{Reference Type}: Journal Article {Title}: Analysis of complication risk factors in preoperative computed tomography-guided hookwire location of pulmonary nodules. {Author}: Yin C;Chen Y;Zhang R;Chen A;Fang H;Liu W;Cui K;Wang Z;Pan H; {Journal}: Eur J Med Res {Volume}: 29 {Issue}: 1 {Year}: 2024 Jul 16 {Factor}: 4.981 {DOI}: 10.1186/s40001-024-01970-w {Abstract}: BACKGROUND: This study aimed to explore the efficacy of hookwire for computed tomography (CT)-guided pulmonary nodule (PN) localization before video-assisted thoracoscopic surgery (VATS) resection and determine the risk factors for localization-related complications.
METHODS: We enrolled 193 patients who underwent preoperative CT-guided PN hookwire localization.
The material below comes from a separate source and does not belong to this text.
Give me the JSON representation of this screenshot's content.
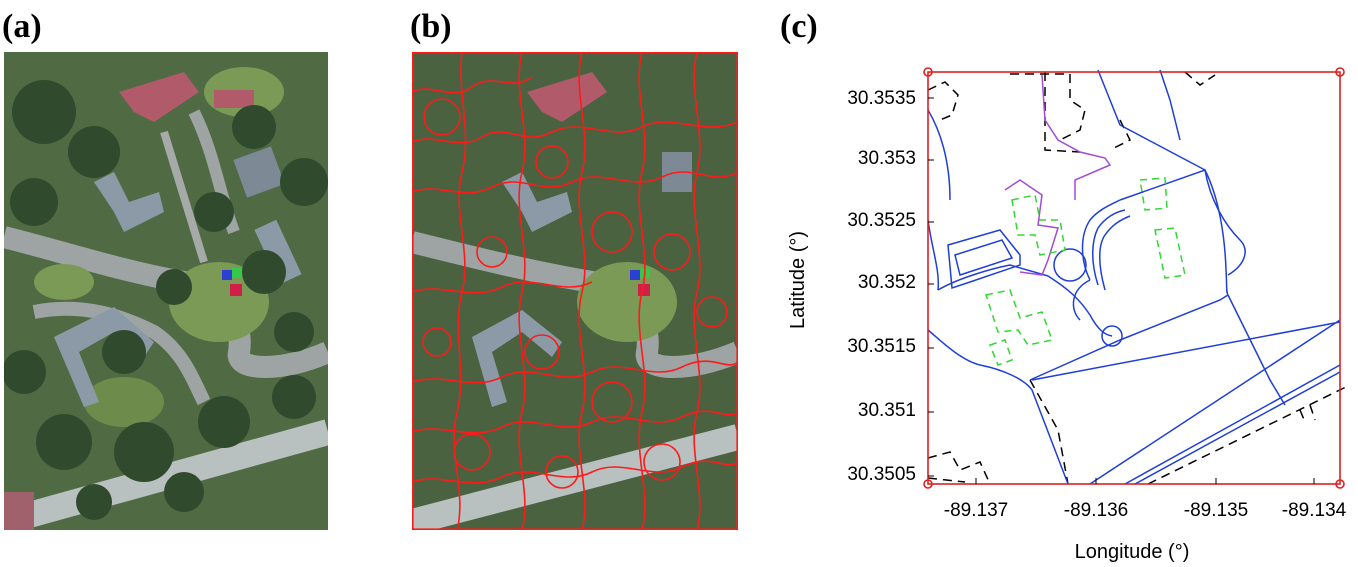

The patients were categorized into groups A (103 patients had no complications) and B (90 patients had complications) according to CT and VATS. Uni- and multivariate logistic regression analyses were used to identify risk factors for localization-related complications. A numerical rating scale was used to evaluate hookwire localization-induced pain.
RESULTS: We successfully performed localization in 173 (89.6%) patients. Pneumothorax was the main complication in 82 patients (42.5%). Patient gender, age, body mass index, tumor diameter, consolidation tumor ratio, pathologic diagnosis, position adjustment during location, lesion location, waiting time for surgery, and pleural adhesions were not significantly different between the two groups. The number of nodules, number of punctures, scapular rest position, and depth of insertion within the lung parenchyma were significant factors for successful localization. Multivariate regression analysis further validated the number of nodules, scapular rest position, and depth of insertion within the lung parenchyma as risk factors for hookwire-localization-related complications. Hookwire localization-induced pain is mainly mild or moderate pre- and postoperatively, and some patients still experience pain 7 days postoperatively.
CONCLUSIONS: Hookwire preoperative PN localization has a high success rate, but some complications remain. Thus, clinicians should be vigilant and look forward to further improvement.